A moment of grace appeared when Scott Pierson, owner of The Coin Slot, asked if they would like to move into their kitchen.
“I always feel like Izabela is just this little angel looking out after us, like ‘I know this is crazy but here you go.’ Because honestly, that week I felt like I was almost grieving again. Like, oh my gosh what did I do putting my grief journey into a restaurant that could potentially not be, ” Lisa said.
“It goes beyond having making money or having an establishment. This is what we’re meant to do,” Ryan said.
They quietly opened two months ago, and that explains the mesmerizing sushi that I saw. Quiet no longer, however. Today is their grand opening and they’re here to spoil the veggie eaters and pleasantly surprise the meat-eaters. Their menu consists of food that is meant to appeal to everyone, vegan or not. With sushi, burgers, burritos, Dole Whip and so much more, the problem won’t be whether or not you eat meat, but what to pick from the changing menu. They’ve served strict vegans, vegetarians, omnivores, and even a meat-loving food blogger who has come back for their burger three times.

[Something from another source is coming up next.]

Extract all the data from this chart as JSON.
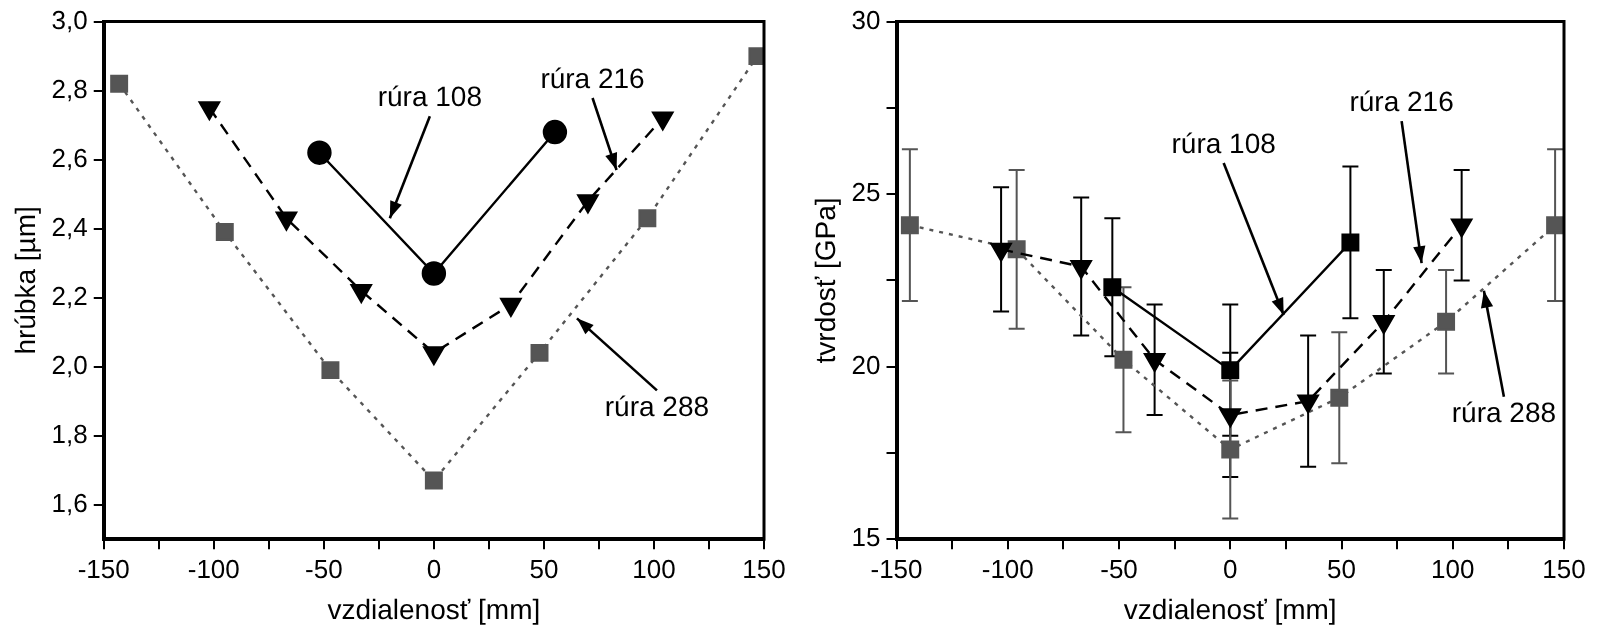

The Moberly’s care deeply about Rad.ish being ethical in all senses and regularly talk about injustice going on in the world. They’re defenders of doing the right thing and advocate for social justice. Today 10% of proceeds are going to a fund that supports Jacob Blake’s family.
Rad.ish Street Food will be open Thursday through Saturday from 12 p.m. to 10 p.m. Sunday brunch will be served from 9 a.m. to 3 p.m. Monday and Tuesday will be open from 12 p.m. to 10 p.m. with Tuesday offering industry night specials for service workers. Wednesday they will be closed.
Rad.ish is a way for Lisa and Ryan to make vegan food accessible to the lovers and the skeptics, to show off their culinary creativity, show kindness, and to bring a little sliver of Izzy’s light to the masses.